La política de compras debería redactarse como un reglamento de “calidad primero” que compras pueda ejecutar y legal pueda defender. Los requisitos mínimos suelen incluir criterios alineados con CCP cuando sea posible, un paquete de divulgación listo para VCMI, KYC y diligencia sobre registros, exclusiones o revisión reforzada para categorías de línea base de alto riesgo, cláusulas claras sobre reversiones e invalidaciones, y reglas sobre año de emisión y calendarios de entrega. La aprobación debería ser multifuncional, normalmente involucrando sostenibilidad, legal, finanzas y comunicaciones, porque el riesgo de la afirmación es compartido.

Los controles contra el doble conteo deberían estandarizarse y ser comprobables. Los compradores deberían exigir evidencia de propiedad, documentación clara de “retirado en nombre de” y un tratamiento explícito de afirmaciones de ajuste correspondiente o autorización cuando formen parte de la historia. La segregación de funciones ayuda, es decir, que quienes compran créditos no sean los únicos que aprueban afirmaciones. Un registro interno de afirmaciones mantenido y vinculado a números de serie y a materiales de marketing y relaciones públicas es un control práctico que los auditores entienden.

Las barandillas de comunicación deberían reescribirse para alinearse con la separación entre inventario y acción. Las empresas deberían evitar afirmaciones amplias de “empresa neutra en carbono” o “producto neutro en carbono” sin un alcance claro y una base reconocida. Las afirmaciones deberían indicar emisiones brutas y emisiones residuales, la cantidad retirada, el estándar y el registro, y lo que la afirmación no cubre. La regla más simple es que cualquier cosa que se diga en una campaña debería poder repetirse en un informe anual con los mismos números y la misma evidencia.
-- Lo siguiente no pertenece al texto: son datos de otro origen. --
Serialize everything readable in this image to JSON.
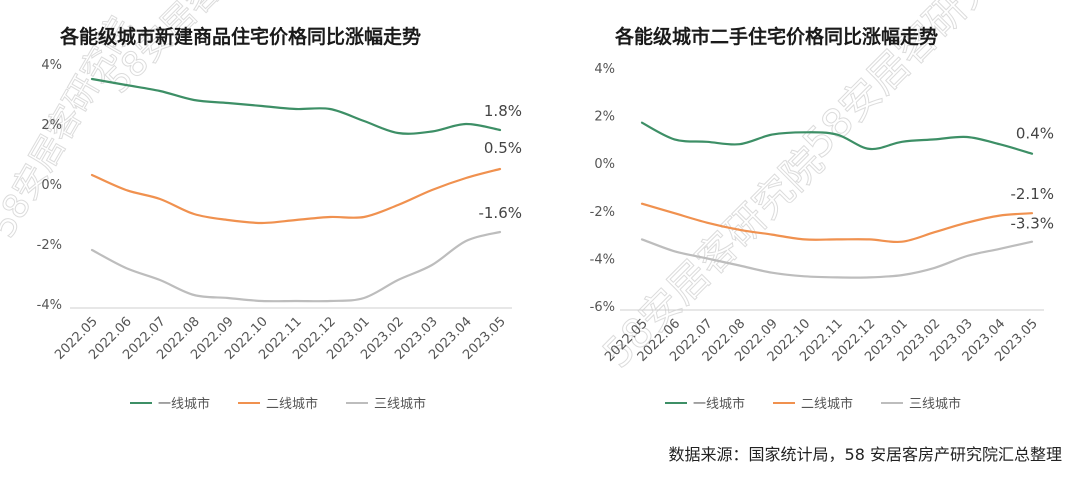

La cadencia operativa debería tratarse como un proceso de cierre de reporte. Las empresas pueden fijar fechas de corte para datos de GEI, elegibilidad por año de emisión y retiros, y alinearlas con la preparación para el aseguramiento y la aprobación del consejo para afirmaciones. KPI útiles incluyen la proporción del gasto en oferta alineada con CCP u otra oferta de alta integridad, la proporción de retiros con evidencia completa, el tiempo necesario para recuperar números de serie y documentos de respaldo para auditoría, y una prueba de estrés reputacional por tipo de proyecto y categoría.